Excellent article. Way better and more complete than the one I had seen earlier last week on Money Sense. Thank you.

Kyle says:

That’s what we strive for Jonathan! Thanks for the kudos!

BartBandy1917 says:

Thanks for doing this review and analysis – these new Vanguard ETFs are a fantastic solution, and I can see them being particularly well suited for RESPs and TFSAs.

In addition to being easier to rebalance, they make it easier to fill out smaller portfolios where having to buy in board lots of 100 units makes it tricky when buying 4-5 ETFs. With just one, you can round to the nearest 100th unit and call it a day.

In taxable accounts they will make it slightly easier to track your ACB for tax reporting.

Perhaps you could do a comparison of new portfolio ETFs – iShares has CBN (the website lists a management fee of 0.25% but the MER box is empty – Morningstar says it is 0.85%). There fairly new ones from TD and Mackenzie as well, and there may be more (I’d ignore the fund wrapped stuff from BMO).

Km says:

I am thinking of going into the Van guard Growth Portfolio Fund from my RRSP with TD E-Series fund and see how it pans out over the year. I am currently with TD Brokerage so I guess I have to switch to Questtrade for fee-less transactions. What do you think?

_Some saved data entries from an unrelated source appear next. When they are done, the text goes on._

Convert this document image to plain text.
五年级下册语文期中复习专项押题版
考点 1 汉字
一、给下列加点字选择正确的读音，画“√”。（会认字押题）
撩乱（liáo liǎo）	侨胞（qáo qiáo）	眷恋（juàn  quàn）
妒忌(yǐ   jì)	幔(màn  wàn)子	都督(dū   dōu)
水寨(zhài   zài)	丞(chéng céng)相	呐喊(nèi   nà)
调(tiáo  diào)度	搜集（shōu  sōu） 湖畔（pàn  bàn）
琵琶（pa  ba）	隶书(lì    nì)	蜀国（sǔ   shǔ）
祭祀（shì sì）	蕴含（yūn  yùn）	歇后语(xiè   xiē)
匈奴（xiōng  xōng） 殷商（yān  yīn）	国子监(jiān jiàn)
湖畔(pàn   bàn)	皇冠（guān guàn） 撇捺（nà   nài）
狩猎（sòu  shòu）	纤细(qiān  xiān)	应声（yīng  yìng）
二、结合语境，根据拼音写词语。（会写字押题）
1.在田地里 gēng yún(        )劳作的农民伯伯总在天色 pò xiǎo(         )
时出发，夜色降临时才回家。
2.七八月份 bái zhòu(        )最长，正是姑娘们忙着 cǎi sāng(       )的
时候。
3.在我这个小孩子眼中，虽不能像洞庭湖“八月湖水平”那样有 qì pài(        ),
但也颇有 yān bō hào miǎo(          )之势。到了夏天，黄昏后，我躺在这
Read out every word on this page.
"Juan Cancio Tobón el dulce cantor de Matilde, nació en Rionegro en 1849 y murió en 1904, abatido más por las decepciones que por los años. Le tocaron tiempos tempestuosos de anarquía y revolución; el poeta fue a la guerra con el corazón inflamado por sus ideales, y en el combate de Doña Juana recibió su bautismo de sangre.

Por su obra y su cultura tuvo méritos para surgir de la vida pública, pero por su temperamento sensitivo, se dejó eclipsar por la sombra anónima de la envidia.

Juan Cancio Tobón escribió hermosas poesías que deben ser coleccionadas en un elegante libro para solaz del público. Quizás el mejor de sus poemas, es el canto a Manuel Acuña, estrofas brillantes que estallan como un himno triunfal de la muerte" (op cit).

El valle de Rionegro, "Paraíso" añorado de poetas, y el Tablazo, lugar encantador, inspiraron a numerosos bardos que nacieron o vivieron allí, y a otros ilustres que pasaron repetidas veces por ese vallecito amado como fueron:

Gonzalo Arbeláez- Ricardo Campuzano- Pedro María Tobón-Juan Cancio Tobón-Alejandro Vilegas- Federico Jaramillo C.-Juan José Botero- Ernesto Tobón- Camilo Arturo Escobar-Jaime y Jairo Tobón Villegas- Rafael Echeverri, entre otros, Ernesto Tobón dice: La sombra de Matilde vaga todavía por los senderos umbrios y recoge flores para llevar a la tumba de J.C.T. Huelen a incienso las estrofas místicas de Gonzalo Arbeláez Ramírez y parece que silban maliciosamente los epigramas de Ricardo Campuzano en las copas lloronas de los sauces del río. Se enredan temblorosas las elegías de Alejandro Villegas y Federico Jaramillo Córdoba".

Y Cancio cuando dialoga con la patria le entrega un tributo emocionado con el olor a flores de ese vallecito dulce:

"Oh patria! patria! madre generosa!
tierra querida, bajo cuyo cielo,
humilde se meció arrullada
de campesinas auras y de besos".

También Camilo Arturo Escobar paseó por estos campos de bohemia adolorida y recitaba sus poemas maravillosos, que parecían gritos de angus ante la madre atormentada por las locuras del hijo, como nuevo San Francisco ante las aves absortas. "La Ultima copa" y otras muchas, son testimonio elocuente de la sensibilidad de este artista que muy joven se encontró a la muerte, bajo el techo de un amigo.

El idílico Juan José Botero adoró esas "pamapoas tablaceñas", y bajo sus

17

I know they have not put out the dividend yield for these yet as it’s too early but should I wait for that to materialise and see if its the better option?

Kyle says:

To me it’s obvious that it will be the better option. The dividend yield is fairly easy to predict since we know the dividends for the underlying ETFs. If you wanted you could even do the percentage math yourself and it should come to within a tenth of a percent (there will be some minor adjustments when witholding taxes are considered etc). The only real feature the TD offering will have is that you can automate contributions.